Control strategies to re-establish glenohumeral stability after shoulder injury.

BACKGROUND

Muscles are important "sensors of the joint instability". The aim of this study was to identify the neuro-motor control strategies adopted by patients with anterior shoulder instability during overhead shoulder elevation in two planes.

METHODS

The onset, time of peak activation, and peak magnitude of seven shoulder muscles (posterior deltoid, bilateral upper trapezius, biceps brachii, infraspinatus, supraspinatus and teres major) were identified using electromyography as 19 pre-operative patients with anterior shoulder instability (mean 27.95 years, SD = 7.796) and 25 age-matched asymptomatic control subjects (mean 23.07 years, SD = 2.952) elevated their arm above 90 degrees in the sagittal and coronal planes.

RESULTS

Temporal characteristics of time of muscle onsets were significantly different between groups expect for teres major in the coronal plane (t = 1.1220, p = 0.2646) Patients recruited the rotator cuff muscles earlier and delayed the onset of ipsilateral upper trapezius compared with subjects (p<0.001) that control subjects. Furthermore, significant alliances existed between the onsets of infraspinatus and supraspinatus (sagittal: r = 0.720; coronal: r = 0.756 at p<0.001) and ipsilateral upper trapezius and infraspinatus (sagittal: r = -0.760, coronal: r = -0.818 at p<0.001). The peak activation of all seven muscles occurred in the mid-range of elevation among patients with anterior shoulder instability whereas subjects spread peak activation of all 7 muscles throughout range.

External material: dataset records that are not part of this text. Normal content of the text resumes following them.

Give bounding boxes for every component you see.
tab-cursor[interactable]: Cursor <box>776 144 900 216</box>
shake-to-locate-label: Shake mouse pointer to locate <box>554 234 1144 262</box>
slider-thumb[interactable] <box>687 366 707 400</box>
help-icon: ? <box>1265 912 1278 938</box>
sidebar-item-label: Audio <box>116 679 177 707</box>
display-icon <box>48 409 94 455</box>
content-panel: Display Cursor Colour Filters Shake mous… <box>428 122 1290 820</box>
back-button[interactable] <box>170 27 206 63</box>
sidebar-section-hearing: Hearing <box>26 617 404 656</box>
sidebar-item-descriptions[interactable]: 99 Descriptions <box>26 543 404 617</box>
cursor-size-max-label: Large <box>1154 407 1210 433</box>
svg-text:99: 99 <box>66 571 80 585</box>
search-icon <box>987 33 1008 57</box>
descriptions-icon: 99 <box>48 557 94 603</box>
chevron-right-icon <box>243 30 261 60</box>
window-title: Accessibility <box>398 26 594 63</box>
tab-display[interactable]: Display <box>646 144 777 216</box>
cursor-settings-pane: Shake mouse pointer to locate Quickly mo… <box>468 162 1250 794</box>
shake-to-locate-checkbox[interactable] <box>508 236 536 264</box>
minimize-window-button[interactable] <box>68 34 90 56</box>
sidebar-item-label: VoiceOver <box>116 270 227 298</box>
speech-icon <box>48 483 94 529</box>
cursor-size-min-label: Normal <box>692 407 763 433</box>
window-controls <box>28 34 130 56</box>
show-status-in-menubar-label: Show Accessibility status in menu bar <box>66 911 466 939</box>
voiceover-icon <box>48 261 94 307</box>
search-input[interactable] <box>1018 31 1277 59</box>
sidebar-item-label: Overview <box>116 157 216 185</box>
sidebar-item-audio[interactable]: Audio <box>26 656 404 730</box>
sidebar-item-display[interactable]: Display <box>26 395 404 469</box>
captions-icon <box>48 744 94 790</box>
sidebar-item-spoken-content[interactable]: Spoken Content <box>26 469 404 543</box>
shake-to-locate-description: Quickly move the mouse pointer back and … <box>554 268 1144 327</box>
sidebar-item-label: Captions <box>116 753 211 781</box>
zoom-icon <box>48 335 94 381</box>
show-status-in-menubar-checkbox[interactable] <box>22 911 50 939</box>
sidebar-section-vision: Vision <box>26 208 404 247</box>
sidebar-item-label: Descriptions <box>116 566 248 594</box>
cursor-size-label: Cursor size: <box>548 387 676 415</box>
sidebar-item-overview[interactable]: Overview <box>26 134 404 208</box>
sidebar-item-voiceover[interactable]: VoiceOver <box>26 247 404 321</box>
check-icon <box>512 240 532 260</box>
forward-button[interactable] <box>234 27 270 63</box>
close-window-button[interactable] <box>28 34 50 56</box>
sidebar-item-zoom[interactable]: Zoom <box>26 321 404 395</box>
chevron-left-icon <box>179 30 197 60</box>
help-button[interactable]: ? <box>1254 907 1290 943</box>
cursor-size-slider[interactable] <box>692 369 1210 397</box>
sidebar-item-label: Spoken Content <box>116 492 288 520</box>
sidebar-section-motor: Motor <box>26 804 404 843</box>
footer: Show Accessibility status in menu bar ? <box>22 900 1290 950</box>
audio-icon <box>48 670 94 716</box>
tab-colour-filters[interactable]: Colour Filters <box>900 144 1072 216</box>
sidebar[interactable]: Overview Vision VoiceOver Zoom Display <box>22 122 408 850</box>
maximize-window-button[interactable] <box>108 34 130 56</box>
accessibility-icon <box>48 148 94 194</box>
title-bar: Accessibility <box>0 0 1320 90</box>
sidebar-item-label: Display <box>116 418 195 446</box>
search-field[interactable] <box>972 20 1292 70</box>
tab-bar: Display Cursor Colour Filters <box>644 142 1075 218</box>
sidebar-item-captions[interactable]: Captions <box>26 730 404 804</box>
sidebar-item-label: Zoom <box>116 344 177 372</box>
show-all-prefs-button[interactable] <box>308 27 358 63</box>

Peak magnitude of patients' infraspinatus muscle was six times higher (sagittal: t = -8.6428, coronal: t = -54.1578 at p<0.001) but magnitude of their supraspinatus was lower (sagittal: t = 36.2507, coronal: t = 35.9350 at p<0.001) that subjects.

CONCLUSIONS

Patients with anterior shoulder instability adopted a "stability before mobility" neuro-motor control strategy to initiate elevation and a "stability at all cost" strategy to ensure concavity compression in the mid-to-150 degrees of elevation in both sagittal and coronal planes.